Now, we can parse the information we have and find the roots of the polynomial. Once we have it, we will be able to decrypt the ciphertext:
from ast import literal_eval
from hashlib import sha256
from Crypto.Cipher import AES
from Crypto.Util.Padding import unpad
h, r, s = [], [], []
with open('quotes.txt', 'rb') as quotes, open('qcgk_out.txt') as out:
for m, r_s in zip(quotes, out):
h.append(Fq(int(sha256(m.strip()).hexdigest(), 16)))

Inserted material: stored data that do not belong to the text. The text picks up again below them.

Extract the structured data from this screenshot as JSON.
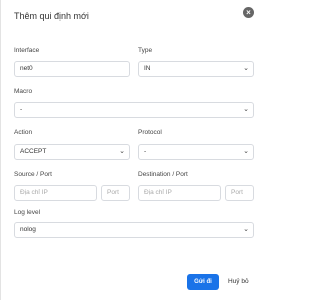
{
  "dialog": {
    "title": "Thêm qui định mới",
    "close_icon": "close-icon"
  },
  "form": {
    "interface": {
      "label": "Interface",
      "value": "net0"
    },
    "type": {
      "label": "Type",
      "value": "IN"
    },
    "macro": {
      "label": "Macro",
      "value": "-"
    },
    "action": {
      "label": "Action",
      "value": "ACCEPT"
    },
    "protocol": {
      "label": "Protocol",
      "value": "-"
    },
    "source": {
      "label": "Source / Port",
      "ip_placeholder": "Địa chỉ IP",
      "port_placeholder": "Port"
    },
    "destination": {
      "label": "Destination / Port",
      "ip_placeholder": "Địa chỉ IP",
      "port_placeholder": "Port"
    },
    "log_level": {
      "label": "Log level",
      "value": "nolog"
    }
  },
  "buttons": {
    "submit": "Gửi đi",
    "cancel": "Huỷ bỏ"
  },
  "colors": {
    "primary": "#1a73e8"
  }
}
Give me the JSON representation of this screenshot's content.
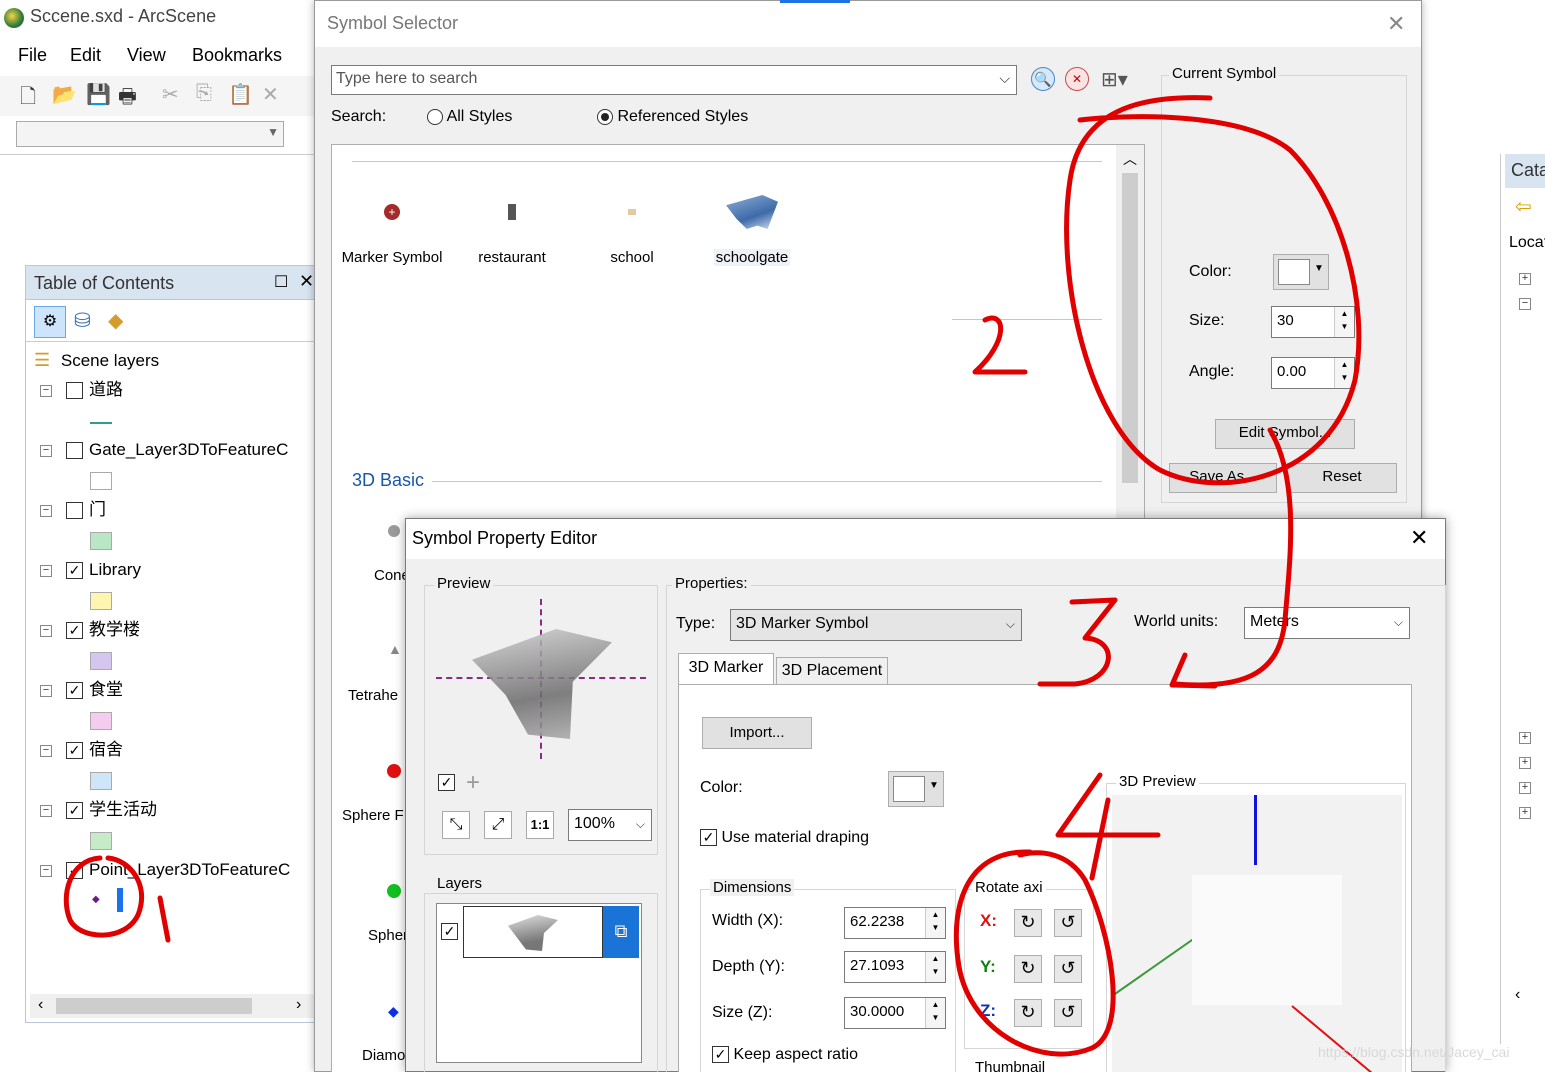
{
  "app": {
    "title": "Sccene.sxd - ArcScene",
    "menu": [
      "File",
      "Edit",
      "View",
      "Bookmarks"
    ]
  },
  "toc": {
    "title": "Table of Contents",
    "root": "Scene layers",
    "layers": [
      {
        "label": "道路",
        "checked": false
      },
      {
        "label": "Gate_Layer3DToFeatureC",
        "checked": false
      },
      {
        "label": "门",
        "checked": false
      },
      {
        "label": "Library",
        "checked": true
      },
      {
        "label": "教学楼",
        "checked": true
      },
      {
        "label": "食堂",
        "checked": true
      },
      {
        "label": "宿舍",
        "checked": true
      },
      {
        "label": "学生活动",
        "checked": true
      },
      {
        "label": "Point_Layer3DToFeatureC",
        "checked": true
      }
    ],
    "swatch_colors": [
      "#2e9e8e",
      "#ffffff",
      "#b9e6c4",
      "#fff4b0",
      "#d5c6f0",
      "#f3ccf0",
      "#cfe6f8",
      "#c6ecc7"
    ]
  },
  "catalog": {
    "tab_label": "Cata",
    "location_label": "Locat"
  },
  "symbol_selector": {
    "title": "Symbol Selector",
    "search_placeholder": "Type here to search",
    "search_label": "Search:",
    "option_all": "All Styles",
    "option_referenced": "Referenced Styles",
    "selected_option": "Referenced Styles",
    "symbols": [
      "Marker Symbol",
      "restaurant",
      "school",
      "schoolgate"
    ],
    "group_3d_basic": "3D Basic",
    "basic_items": [
      "Cone",
      "Tetrahe",
      "Sphere F",
      "Spher",
      "Diamo"
    ],
    "current_symbol_title": "Current Symbol",
    "color_label": "Color:",
    "size_label": "Size:",
    "size_value": "30",
    "angle_label": "Angle:",
    "angle_value": "0.00",
    "edit_symbol": "Edit Symbol...",
    "save_as": "Save As...",
    "reset": "Reset"
  },
  "property_editor": {
    "title": "Symbol Property Editor",
    "preview_label": "Preview",
    "zoom_value": "100%",
    "layers_label": "Layers",
    "properties_label": "Properties:",
    "type_label": "Type:",
    "type_value": "3D Marker Symbol",
    "world_units_label": "World units:",
    "world_units_value": "Meters",
    "tabs": [
      "3D Marker",
      "3D Placement"
    ],
    "import_button": "Import...",
    "color_label": "Color:",
    "use_material_draping": "Use material draping",
    "dimensions_label": "Dimensions",
    "width_label": "Width (X):",
    "width_value": "62.2238",
    "depth_label": "Depth (Y):",
    "depth_value": "27.1093",
    "size_label": "Size (Z):",
    "size_value": "30.0000",
    "keep_aspect": "Keep aspect ratio",
    "rotate_axis_label": "Rotate axi",
    "axis_x": "X:",
    "axis_y": "Y:",
    "axis_z": "Z:",
    "preview_3d_label": "3D Preview",
    "thumbnail_label": "Thumbnail"
  },
  "annotations": [
    "1",
    "2",
    "3",
    "4"
  ],
  "watermark": "https://blog.csdn.net/Jacey_cai"
}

r.append(Fq(literal_eval(r_s)[0]))
s.append(Fq(literal_eval(r_s)[1]))
ct = bytes.fromhex(out.readline())
iv = bytes.fromhex(out.readline())
N = 18
pol = dpoly(N - 4, N - 4, 0)
secret = pol.roots()[0][0]
key = sha256(str(secret).encode()).digest()
print(unpad(AES.new(key, AES.MODE_CBC, iv).decrypt(ct), AES.block_size).decode())
Flag
If we run the script, we will find the flag:
$ python3 solve_QCG-k.py
corctf{wh4t_d0_y0u_m34n_1_C4Nt_jU5t_4dd_m0re_c03FFs?!??!?!????}
The full script can be found in here: solve.py.